The following would be the representation of a "key, value" pair stored in a properties file (it could have been in database or obtained through a web service, for example):

com.foo.FooCommand.execute=
com.foo.business.rules.Condition1 & com.foo.business.rules.Condition2 & (com.foo.business.rules.Condition3 | com.foo.business.rules.Condition4)

com.foo.FooCommand is the command implementation which is going to delegate its "execute" method to a specification chain described by com.foo.business.rules.Condition1, com.foo.business.rules.Condition2, com.foo.business.rules.Condition3 and com.foo.business.rules.Condition4. The last are all instances of Specification.

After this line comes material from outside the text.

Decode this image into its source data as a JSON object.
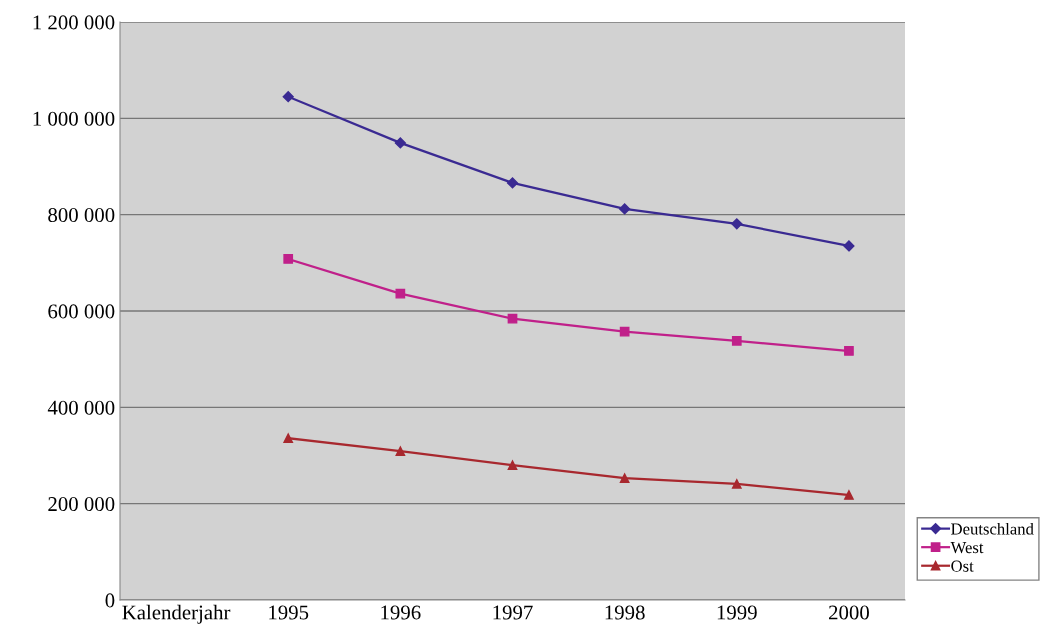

Symbols like & and | refer to the logical operators AND and OR respectively and the parentheses allow to make logical groupings for the Interpreter pattern.

The interpretation of this pair would be something like: "The classes described in the 'value' will be considered to be instantiated as part of a specification applicable to the class and method described by the 'key'". Thus, the UserAddCommand class in its execute method must then consider the rules described by the 'value' of said 'key' to carry out its operations, which are:

  • It runs first com.foo.business.rules.Condition1
  • If successful, it runs com.foo.business.rules.Condition2
  • If they are successful they execute com.foo.business.rules.Condition3 or com.foo.business.rules.Condition4
  • The logical evaluation of the whole expression is returned

Conclusion

It is easy to notice the potential that we have then to define different rules, the possibilities are as many as are required. All combinations and arrangements between these elements are possible. Any omissions that you wish to make at will are also very simple to carry out. Basically it is required to remove the desired persistence orchestrator. It is also clear that the inclusion of a new element of persistence is greatly simplified.

Correct handling of the logic that would ensure orderly and consistent execution of the rule described would be delegated to the CompositeSpecification pattern described above and not to the body of the execute methods of the Command pattern implementers, as already specified. This way the instantiation and execution of the invokers of the commands would be made uniform. Independence of the handling of persistence operations by one command (and method) or another through a simple configuration was also achieved.

After determining the expression that reflects the business rule it was posbile then creating, from it, a "specification" that would model it more concretely.